Art. I. La Déclaration du 25 mai 1763 sera exécutée; en conséquence, ordonne S. M. que les grains, graines, grenailles, farines et légumes, pourront circuler de province à province, sans aucun obstacle dans l'intérieur, et sortir librement par mer, de tous les ports du Royaume, pour rentrer dans un autre port, soit de la même province soit d'une autre, en justifiant de la destination et de la rentrée,

II. Tous les négociants ou autres qui voudront transporter des grains par mer seront tenus, outre les formalités d'usage dans les lieux où il y a siège d'amirauté, de faire au bureau des fermes établi à la sortie une déclaration de la quantité de grains qu'ils transporteront, et d'y prendre un acquit-à-caution indicatif de la quantité et qualité desdites denrées, et du lieu de leur destination.

III. Lorsque lesdites denrées rentreront dans le Royaume, l'acquit-à-caution sera déchargé dans la forme prescrite par l'ordonnance des fermes.

IV. Les mauvais temps pouvant obliger les capitaines de relâcher dans d'autres ports du Royaume que ceux pour lesquels ils auraient été destinés, et le prix des grains pouvant leur faire trouver plus d'avantage à les vendre ailleurs qu'au lieu de leur destination, pourront lesdits capitaines transporter les grains chargés sur leurs navires dans tout autre port du Royaume que celui pour lequel ils auraient été destinés, et l'acquit-à-caution qu'ils représenteront sera également déchargé dans tous les ports du Royaume.

V. Lors de la vérification, si, au lieu de la sortie ou de la rentrée, il se trouve sur la quantité de grains, graines, grenailles, farines et légumes, un excédant ou un déficit de plus d'un dixième, les négociants ou autres qui auront fait transporter les grains seront tenus de faire rentrer dans le Royaume le quadruple de la quantité de grains qui excéderont à la sortie ou manqueront à la rentrée sur la quantité mentionnée dans l'acquit-à-caution, et ce, dans le délai qui sera prescrit par l'intendant ou son subdélégué, sous peine de 1.000 livres d'amende.
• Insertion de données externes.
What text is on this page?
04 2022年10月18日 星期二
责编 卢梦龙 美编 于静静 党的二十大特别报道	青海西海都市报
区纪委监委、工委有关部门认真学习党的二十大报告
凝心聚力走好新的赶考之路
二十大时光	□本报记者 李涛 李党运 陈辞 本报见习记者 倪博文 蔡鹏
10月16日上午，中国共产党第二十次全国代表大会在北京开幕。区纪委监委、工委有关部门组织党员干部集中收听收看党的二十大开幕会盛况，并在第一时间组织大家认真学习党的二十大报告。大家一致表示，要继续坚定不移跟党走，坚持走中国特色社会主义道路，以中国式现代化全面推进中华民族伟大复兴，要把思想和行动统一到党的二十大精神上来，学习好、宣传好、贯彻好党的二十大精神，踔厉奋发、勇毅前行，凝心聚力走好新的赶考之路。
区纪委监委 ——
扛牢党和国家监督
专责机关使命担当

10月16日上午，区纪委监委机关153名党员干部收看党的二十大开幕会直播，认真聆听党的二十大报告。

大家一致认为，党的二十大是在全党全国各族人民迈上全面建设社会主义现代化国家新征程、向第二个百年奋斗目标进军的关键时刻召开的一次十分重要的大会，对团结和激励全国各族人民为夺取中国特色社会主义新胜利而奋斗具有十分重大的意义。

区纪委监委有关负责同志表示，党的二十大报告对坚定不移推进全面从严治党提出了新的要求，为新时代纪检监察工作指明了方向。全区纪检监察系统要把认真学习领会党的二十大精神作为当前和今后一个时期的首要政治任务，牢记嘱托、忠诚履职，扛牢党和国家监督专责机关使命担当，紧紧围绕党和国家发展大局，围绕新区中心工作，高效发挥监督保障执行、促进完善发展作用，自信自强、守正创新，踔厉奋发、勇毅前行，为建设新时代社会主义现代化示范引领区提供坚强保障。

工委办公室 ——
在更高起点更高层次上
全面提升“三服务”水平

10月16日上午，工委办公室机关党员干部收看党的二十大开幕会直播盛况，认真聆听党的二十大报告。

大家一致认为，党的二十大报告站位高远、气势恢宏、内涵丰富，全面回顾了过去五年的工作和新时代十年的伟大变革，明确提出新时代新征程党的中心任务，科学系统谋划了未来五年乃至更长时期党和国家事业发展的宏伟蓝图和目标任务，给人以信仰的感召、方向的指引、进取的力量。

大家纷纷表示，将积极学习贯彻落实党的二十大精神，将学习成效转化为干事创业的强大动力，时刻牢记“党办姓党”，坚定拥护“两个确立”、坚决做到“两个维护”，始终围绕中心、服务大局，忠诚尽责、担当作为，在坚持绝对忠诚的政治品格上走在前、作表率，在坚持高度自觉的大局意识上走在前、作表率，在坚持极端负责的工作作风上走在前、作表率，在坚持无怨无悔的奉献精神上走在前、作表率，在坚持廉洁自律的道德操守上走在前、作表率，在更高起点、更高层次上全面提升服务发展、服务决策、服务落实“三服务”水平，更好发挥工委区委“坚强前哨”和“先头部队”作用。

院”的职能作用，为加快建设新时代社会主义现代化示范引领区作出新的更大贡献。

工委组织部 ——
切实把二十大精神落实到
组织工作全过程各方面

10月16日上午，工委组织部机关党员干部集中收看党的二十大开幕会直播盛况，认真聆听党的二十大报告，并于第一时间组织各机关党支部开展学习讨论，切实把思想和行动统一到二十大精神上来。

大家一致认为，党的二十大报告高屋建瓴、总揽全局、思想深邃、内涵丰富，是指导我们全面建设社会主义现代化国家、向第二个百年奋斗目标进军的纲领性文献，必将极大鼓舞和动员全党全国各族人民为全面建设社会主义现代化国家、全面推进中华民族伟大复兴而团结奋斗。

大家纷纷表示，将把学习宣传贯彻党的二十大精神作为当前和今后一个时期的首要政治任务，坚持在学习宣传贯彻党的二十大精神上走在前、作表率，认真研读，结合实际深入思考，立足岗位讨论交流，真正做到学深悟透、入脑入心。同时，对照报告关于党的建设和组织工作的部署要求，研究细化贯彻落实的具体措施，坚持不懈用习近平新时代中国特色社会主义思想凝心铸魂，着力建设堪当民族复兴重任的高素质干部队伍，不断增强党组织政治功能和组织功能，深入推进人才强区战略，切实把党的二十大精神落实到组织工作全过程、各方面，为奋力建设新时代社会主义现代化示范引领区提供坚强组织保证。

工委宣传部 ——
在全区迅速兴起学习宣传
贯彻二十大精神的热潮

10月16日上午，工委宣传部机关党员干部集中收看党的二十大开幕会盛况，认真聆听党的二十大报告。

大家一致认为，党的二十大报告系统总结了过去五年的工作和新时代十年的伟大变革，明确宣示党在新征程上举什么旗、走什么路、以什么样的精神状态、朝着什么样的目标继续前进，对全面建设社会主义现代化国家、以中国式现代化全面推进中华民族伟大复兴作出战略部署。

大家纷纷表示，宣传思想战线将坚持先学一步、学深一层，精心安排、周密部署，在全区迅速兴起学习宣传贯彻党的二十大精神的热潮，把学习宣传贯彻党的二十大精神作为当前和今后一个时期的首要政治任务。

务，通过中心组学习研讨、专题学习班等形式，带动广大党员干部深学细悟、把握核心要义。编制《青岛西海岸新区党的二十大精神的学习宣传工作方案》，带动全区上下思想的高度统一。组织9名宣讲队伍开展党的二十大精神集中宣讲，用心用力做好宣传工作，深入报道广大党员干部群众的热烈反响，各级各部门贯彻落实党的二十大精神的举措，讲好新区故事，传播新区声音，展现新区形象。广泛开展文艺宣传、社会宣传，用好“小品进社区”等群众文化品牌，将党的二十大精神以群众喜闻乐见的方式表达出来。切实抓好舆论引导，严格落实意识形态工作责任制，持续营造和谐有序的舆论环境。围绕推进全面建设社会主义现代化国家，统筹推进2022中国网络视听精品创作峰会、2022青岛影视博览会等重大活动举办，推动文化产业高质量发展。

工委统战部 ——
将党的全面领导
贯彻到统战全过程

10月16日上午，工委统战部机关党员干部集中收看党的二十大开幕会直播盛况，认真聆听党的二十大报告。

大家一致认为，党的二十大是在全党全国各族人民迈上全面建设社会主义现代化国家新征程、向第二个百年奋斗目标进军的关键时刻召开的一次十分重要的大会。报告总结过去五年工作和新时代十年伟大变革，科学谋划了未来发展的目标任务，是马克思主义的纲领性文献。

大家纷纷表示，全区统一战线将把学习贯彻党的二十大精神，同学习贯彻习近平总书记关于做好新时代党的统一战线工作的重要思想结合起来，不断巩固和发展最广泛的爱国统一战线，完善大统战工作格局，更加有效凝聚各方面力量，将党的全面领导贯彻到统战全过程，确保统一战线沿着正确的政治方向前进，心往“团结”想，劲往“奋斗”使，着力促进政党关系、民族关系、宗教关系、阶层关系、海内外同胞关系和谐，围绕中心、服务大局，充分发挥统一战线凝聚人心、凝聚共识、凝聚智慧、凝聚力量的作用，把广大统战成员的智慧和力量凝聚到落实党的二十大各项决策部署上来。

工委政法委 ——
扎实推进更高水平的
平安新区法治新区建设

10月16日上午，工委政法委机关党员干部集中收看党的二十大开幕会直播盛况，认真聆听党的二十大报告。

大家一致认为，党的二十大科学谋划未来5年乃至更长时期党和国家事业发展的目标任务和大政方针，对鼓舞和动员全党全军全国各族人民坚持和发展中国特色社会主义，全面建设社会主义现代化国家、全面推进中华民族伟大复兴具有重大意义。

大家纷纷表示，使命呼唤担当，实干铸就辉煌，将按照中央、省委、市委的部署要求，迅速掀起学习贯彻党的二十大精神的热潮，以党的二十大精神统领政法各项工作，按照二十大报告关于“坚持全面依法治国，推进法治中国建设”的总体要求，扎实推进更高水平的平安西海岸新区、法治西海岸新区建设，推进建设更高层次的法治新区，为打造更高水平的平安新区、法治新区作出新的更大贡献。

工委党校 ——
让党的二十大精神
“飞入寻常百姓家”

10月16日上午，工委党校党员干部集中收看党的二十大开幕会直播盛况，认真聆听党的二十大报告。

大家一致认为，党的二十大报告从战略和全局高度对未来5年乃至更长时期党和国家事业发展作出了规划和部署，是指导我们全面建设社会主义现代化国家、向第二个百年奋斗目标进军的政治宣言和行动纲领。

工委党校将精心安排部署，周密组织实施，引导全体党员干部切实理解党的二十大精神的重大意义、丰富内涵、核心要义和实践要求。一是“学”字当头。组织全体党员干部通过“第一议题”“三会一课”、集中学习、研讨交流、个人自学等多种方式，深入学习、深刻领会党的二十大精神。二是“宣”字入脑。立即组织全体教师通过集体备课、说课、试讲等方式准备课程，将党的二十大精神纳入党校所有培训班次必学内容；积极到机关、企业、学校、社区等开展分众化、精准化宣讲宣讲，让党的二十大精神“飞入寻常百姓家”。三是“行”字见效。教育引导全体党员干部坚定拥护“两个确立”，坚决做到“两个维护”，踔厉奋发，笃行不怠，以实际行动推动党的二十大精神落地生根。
VI. Les peines portées par l'article précédent ne seront point encourues par les capitaines qui auront fait, soit au lieu du débarquement, soit en d'autres amirautés, des déclarations que le jet à la mer de leur chargement ou de partie d'icelui, a été forcé par le gros temps; et seront lesdits capitaines, en vertu desdites déclarations certifiées comme il est d'usage, déchargés de l'acquit-à-caution qu'ils auront pris.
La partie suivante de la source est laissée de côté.